Setelah selesai sholat, baru kami turun lagi untuk berbuka puasa. Walaupun yang lain sudah selesai, tapi ada beberapa jamaah yang juga meneruskan buka puasanya. Nggak ngisin-ngisisni lah. Jika tidak di Thailand, jika tidak bertemu dengan mas ridlo, belum tentu saya bisa berbuka puasa dalam acar sidang isbat yang hasilnya dinantikan seluruh umat muslim Thailand. Ada seorang anak melayani kami. Seumuran anak smp. Ternyata dia fasih bahasa Indonesia. Dilihat dari gaya berpakaian, model potongan rambut dan bahkan cara berjalannya, saya sangat mengenal karakteristik seperti itu. Dan ternyata benar ketika kami tanya, dia mondok di gontor. Pantas saja fasih bahasa Indonesia.

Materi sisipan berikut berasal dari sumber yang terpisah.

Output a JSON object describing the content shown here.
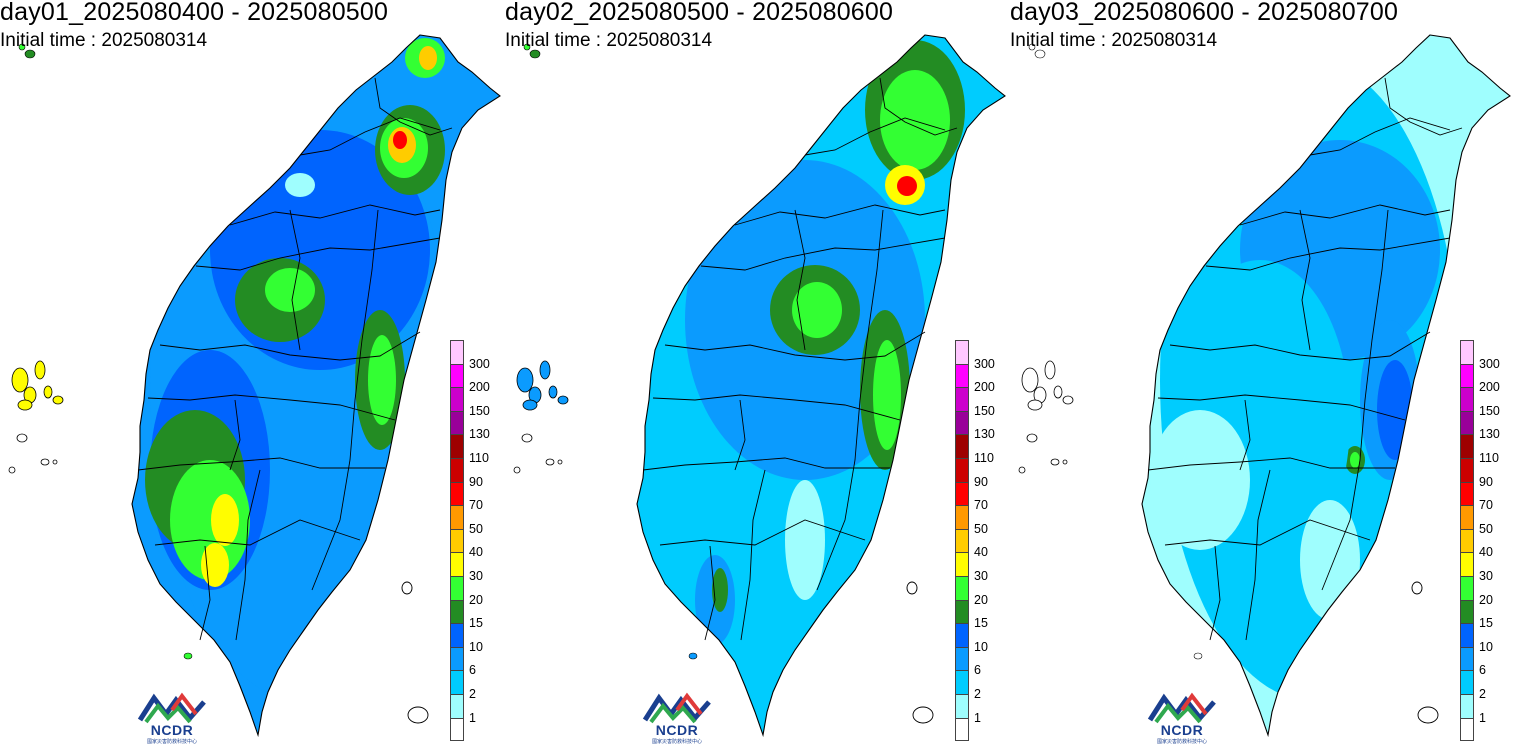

Sudah empat hari saya terus bersama mas Ridlo, tidak berada di konsulat. Padahal teman-teman sudah banyak yang berada di konsulat. Teman kamupus juga sudah berkumpul di konsulat semuanya, kecuali saya. Dari kemarin, teman-teman terus saja mengirim pesan kepada saya. Intinya, cepet kesini, kangen. Walaupun dengan bahasa yang saru dan khas konco kenthel anak jawa timuran. Saya balas dengan bahasa yang sama, dan juga memiliki inti yang sama. Saya ke konsulat, malam itu juga. Tentunya, setelah sepulang dari masjid songkhla, setelah mengumandangkan takbir memuji kebesaran Tuhan. Allaahu Akbar.
0

Sabtu, 16 Juli 2016



“Teh, kekonsulat jadinya tanggal berapa?” saya kirimkan pesan line ke teh Aulya, satu-satunya teman PPL yang berada di wilayah yang sama dengan saya. Hampir semua mahasiswa PPL akan menghabiskan lebaran di konsulat republik indonesia di songkhla.Ada yang sejak H-5, ada yang sehari sebelum lebaran. Saya sendiri rasanya tak sabar untuk bertemu teman-teman seindonesia, khususnya teman-teman sesama kampus. Tak sabar untuk segera berbagi cerita setelah sebulan menikmati maupun meratapi kehidupan diluar negeri, sendirian. Tak sabar untuk segera bercanda ria dengan menggunakan bahasa ibu, bahasa jawa, setelah sebulan lidah terasa kelu belajar bahasa Thailand yang harus pakai nada itu. Sama pengucapan, beda panjang pendek, sudah beda arti. Sama pengucapan, sama panjang pendek, beda nada tinggi rendah, juga bisa beda arti.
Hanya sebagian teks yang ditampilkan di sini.